Hindi, he said, should act as India’s link language. Mahatma Gandhi said that, too. Where the Mahatma failed, can Amit Shah succeed? The Hindi issue is immersed in unsolvable complications and no one will gain anything by ignoring that reality. Hindi will never be a uniting influence. It will be the opposite. By refusing to accept the reality, a politician will merely lose his relevance.
Why is Hindi unable to function as a uniting influence? To those with an open mind, the answer is clear. Hindi is the first language of nearly 57 percent of Indians. North Indians, that is. Unfortunately this gives them a proprietory complex that others will never accept. While Hindi is the language of North Indians, South Indians have a different culture and a different concept of life. The twain shall not meet, either in matters of food, or in matters of dress, or in matters of history. The tactical advantages North Indians gain through Hindi makes South Indians more resentful.
The complications of a Hindi-for-India Policy became evident in Amit Shah’s home state just as he was advocating Hindi. In a public statement the Gujarat Government said that "all signboards should be in Gujarat." Signboards are meant for people who are strangers to a place. If strangers are given signboards only in local languages, what purpose will it serve other than boosting the parochial pride of local netas? Such questions are irrelevant when linguistic emotionalism wipes out everything else.

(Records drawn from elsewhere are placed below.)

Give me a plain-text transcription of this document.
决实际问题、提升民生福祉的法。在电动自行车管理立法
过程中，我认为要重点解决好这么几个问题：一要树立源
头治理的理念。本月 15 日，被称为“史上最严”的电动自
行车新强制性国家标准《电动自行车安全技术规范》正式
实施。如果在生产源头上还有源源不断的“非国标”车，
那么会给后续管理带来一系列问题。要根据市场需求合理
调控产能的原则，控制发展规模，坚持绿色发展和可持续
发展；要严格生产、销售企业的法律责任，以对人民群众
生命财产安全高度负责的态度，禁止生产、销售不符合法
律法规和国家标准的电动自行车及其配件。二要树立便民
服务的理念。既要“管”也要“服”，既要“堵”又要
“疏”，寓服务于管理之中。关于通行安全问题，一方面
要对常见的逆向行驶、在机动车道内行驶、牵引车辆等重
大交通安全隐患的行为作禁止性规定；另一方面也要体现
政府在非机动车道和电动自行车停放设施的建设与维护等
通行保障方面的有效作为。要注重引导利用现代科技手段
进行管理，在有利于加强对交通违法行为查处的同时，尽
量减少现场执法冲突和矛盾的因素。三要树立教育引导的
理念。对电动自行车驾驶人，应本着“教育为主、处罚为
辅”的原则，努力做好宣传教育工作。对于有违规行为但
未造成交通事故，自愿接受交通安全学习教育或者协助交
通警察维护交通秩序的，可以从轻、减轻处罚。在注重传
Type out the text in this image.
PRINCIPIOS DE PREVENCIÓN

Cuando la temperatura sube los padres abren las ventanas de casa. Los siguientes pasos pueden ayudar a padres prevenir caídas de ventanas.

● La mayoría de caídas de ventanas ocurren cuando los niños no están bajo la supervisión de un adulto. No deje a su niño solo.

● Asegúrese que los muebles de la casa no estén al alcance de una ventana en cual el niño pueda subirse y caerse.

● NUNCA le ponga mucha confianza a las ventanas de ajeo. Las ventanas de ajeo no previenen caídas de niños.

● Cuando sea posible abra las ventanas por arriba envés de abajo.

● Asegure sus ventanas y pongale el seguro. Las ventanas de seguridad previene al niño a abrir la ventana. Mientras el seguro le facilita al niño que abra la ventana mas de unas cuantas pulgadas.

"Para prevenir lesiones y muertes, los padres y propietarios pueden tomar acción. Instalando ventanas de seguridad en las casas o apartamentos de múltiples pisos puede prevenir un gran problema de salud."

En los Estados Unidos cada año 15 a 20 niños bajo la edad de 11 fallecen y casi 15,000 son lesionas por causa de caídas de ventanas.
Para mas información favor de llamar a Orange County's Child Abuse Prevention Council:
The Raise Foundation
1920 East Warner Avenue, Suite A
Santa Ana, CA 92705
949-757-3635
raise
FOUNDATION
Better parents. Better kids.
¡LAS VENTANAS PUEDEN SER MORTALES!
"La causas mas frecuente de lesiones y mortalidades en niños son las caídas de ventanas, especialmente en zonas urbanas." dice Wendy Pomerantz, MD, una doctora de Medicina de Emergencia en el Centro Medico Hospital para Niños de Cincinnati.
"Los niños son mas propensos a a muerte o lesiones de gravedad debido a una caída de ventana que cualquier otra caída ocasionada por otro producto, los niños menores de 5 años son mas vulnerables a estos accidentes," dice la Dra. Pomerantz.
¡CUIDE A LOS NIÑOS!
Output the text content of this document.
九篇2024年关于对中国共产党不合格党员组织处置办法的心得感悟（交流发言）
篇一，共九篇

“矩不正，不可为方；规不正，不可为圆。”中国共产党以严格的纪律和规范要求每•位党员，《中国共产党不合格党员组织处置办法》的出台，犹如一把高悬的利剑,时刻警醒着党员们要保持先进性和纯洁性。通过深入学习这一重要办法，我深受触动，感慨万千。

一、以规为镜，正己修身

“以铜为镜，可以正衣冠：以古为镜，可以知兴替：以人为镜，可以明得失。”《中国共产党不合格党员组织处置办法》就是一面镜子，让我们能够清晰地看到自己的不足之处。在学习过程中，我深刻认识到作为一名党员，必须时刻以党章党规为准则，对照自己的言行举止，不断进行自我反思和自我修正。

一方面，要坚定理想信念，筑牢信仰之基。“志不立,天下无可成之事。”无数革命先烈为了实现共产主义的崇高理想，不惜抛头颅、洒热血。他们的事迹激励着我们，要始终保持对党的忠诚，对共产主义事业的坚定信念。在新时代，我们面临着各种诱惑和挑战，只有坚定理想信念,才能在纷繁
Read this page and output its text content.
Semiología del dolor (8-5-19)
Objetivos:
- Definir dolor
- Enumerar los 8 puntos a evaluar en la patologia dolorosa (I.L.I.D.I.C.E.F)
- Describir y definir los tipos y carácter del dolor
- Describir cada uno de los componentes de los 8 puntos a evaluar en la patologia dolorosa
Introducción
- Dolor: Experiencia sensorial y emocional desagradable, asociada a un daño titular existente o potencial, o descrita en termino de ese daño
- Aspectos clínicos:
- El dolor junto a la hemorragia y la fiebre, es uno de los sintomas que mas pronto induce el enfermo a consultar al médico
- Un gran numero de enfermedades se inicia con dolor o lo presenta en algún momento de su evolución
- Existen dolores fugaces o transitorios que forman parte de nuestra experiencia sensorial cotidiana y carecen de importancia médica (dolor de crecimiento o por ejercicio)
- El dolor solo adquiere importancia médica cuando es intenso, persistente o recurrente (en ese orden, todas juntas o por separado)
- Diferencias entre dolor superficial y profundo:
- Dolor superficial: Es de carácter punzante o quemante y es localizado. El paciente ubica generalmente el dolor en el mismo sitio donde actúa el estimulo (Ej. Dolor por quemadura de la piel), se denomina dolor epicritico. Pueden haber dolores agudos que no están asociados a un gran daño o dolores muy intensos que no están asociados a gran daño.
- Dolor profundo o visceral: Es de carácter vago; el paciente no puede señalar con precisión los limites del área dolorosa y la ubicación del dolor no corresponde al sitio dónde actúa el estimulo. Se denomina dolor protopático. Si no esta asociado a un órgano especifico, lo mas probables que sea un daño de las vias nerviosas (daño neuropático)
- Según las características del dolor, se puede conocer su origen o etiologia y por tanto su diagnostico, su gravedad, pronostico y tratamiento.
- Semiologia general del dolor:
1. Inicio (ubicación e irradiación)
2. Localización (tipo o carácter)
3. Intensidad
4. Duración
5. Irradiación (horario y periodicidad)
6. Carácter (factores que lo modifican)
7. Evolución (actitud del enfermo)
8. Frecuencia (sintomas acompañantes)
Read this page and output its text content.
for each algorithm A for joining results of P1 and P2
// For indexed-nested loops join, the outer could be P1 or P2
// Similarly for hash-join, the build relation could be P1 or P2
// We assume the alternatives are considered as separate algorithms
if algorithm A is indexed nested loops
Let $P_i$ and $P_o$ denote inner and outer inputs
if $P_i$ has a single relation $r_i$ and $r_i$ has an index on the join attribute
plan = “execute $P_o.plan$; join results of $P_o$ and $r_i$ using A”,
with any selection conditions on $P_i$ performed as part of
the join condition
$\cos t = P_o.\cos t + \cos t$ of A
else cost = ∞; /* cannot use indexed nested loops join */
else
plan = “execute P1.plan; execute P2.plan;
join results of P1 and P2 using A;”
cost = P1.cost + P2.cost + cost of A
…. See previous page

Civilisationally, Hindi has not advanced as some other Indian languages have. Number and size have nothing to do with the eminence of a language. Some pertinent points on this subject were made recently by A. R. Rahman, the music director. Remember he was born as A. S. Dileep Kumar in a Mudaliar family. He thought Amit Shah’s lecture on Hindi should not go unchallenged. He said: "It is easy to divide people. This is a time to celebrate differences. Tamil is a language that links people with people."
Amit Shah must have been flabbergasted to hear that about Tamil. To him Amit Shah is the element that links people with people. How can a South Indian language usurp that place? We can see what makes people like Rahman good human beings and people like Amit Shah slimy operators. What Shah projects as a link to unite people is in fact a device to divide people. He knows how language can stir people’s emotions. His suggestion to use Hindi as a link language was a provocation, and a deliberate one. He must have known that his idea would be divisive at best. Obviously he is the kind of leader who hopes to benefit from dividing people.
Hindi divides not only politically and emotionally. It has a bread-and-butter side to it which is even more divisive. Native Hindi speakers will have a clear advantage over others when it comes to employment opportunities. Uttar Pradeshis and Madhya Pradeshis and Biharis will beat Telugus and Kannadigas and Malayalees with ease in the job market where language abilities are a primary factor.
The "job market" is finally forcing the zealots to lie low. In UP, many schools have started giving importance to English. In what looks like a revolution, UP Government recently made 15,000 primary and upper primary schools switch to English as the medium of instruction. Reports said that the objective of the policy switch was to develop the English-speaking skills of children studying in government schools so that they can compete effectively with students coming from convent-run schools.
When realities like these are taken into account, the harm done by people like Amit Shah becomes obvious. A. R. Rahman exposed Shah’s small-mindedness when he said that Tamil, not Hindi as Shah said, was India’s connecting language. Sangam literature, the earliest flowering of Tamil, goes back to 3000 BC. The first grammar book in Tamil appeared in 3000 BC. People like Amit Shah probably cannot comprehend things like "3000 BC." After all, for him history began in 2014 when BJP won power. The moral of the story is clear: Amit Shah’s Hindi gambit won’t work. India’s link language will be English. Ask those 15,000 schools in UP which is ruled by a Yogi who never speaks English.